7.10.08

A Place to Call Home

I have been back in Europe for a little over two weeks. It hasn't been an easy couple of weeks and it doesn't look like things are going to settle down anytime soon either.

When I left Singapore, I didn't have a lot of expectations of how my return would be. I couldn't really imagine anything after getting on the plane. Seeing M. again, seeing our apartment, being back in Munich - I just had a blank how that would be. In addition, I was between projects at work, which could last for days or weeks, and when the next project came it could, by the nature of my work, land me anywhere. Basically, everything in a complete state of instability.

I had thought about whether or not I wanted to try to return to the US and realized I dont't want that, for now at least. I also thought about staying in Singapore rather than returning to Europe. After a couple of near-misses on finding project work in Singapore, I booked my ticket back to Munich and returned to face the reality.

I returned to our apartment in Munich and spent some soul-searching days discussing, questioning everything and finding no real answers. All I found was indecision and second guessing. I headed off to Basel and spent 4 days packing up my apartment there before heading to the apartment where I am squatting in Zurich. Shortly thereafter I headed back to Munich to pack up what I could there and spent the weekend at the Wiesn with my gal Sal, a high point in the last weeks.

In all this packing and traveling, one dominant thought started to surface again and again as I tried to make sense of everything and decide what to do next. I really wanted to have my own place and to try to settle a bit and make some friends. In other words, I wanted a place to call home. I wanted to put some feeble roots into the ground somewhere and see what would happen. Before I met M. I was very happy running my own show and living in my own apartment and if nothing else, I would like to get back to that.

I started an apartment search in Munich and found a couple that I liked. I spoke to some of the landlords/realtors and decided I should view a couple. No sooner had I done that when...

Work called. A project I had been in dicussion with over the last week has a place for me. A very good opportunity, a big step up in my career, working with some people I know and like and to start within the next week or so. Only one drawback - I would split time between Zurich and NYC. There goes the dreams of my cozy apartment in Munich - either I could take it and never see it again or not even bother with it.

Ironically, my normally wandering spirit is completely uninterested in shuffling between 3 or even 2 cities right now.

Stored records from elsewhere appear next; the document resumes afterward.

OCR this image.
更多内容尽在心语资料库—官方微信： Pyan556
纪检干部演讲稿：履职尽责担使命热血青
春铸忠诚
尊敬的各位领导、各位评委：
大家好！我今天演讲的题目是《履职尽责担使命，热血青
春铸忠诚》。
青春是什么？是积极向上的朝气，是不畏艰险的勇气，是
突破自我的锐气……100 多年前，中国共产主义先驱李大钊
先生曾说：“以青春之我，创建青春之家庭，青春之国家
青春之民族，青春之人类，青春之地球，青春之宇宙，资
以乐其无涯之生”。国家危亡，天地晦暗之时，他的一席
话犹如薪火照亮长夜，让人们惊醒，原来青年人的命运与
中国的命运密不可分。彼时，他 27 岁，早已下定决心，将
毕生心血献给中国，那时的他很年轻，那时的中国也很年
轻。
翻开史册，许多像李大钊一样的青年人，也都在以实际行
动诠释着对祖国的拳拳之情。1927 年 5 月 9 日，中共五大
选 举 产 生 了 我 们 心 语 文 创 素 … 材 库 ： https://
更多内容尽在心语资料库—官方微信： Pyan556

On the other hand, watching the global economy and the impacts on our opportunities and after looking around for a project the last few weeks and turning up nothing else, I don't have a lot of alternatives.

So, I will go for the project. They are willing to negotiate a temporary transfer to Zurich and assist with an apartment search and costs. There are a lot of positives to this (can see US friends and family who are all within a couple hours of NY, can get to know Zurich and the area and stay in Europe, will make out well financially on the deal). Still I feel apprehension when I think of another year on the road and with my life and belongings scattered over 3 countries. I only hope this is leading somewhere good.

Che Sera, Sera,
Whatever will be, will be
The future's not ours, to see
Che Sera, Sera
What will be, will be.


Posted from Zürich

3 comments:

C N Heidelberg said...

I wish you luck with your new project!

Anonymous said...

Reluctantly crouched at the starting line,
Engines pumping and thumping in time.
The green light flashes, the flags goes up,
Churning and burning, they yern for the cup.

They deftly manouver and muscle for rank,
Fuel burning fast on an empty tank,
Wreckless and wild they pour thru the turns,
Their prowless is podent and secretly stern.

As they speed thru the finish the flags go down.
The fans get up, and get out of town.
The arena is empty except for one girl,
Still driving and striving as fast as she can

The sun has gone down and the moon has come up,
And long ago somebody left with the cup,
But she's driving and striving and hugging the turns,
And thinking of someone for whom she still burns.

Anonymous said...

it sounds like a wonderful opportunity! certainly much worse places to live than zurich. ;-)

enjoy it and let us know when you're in NYC.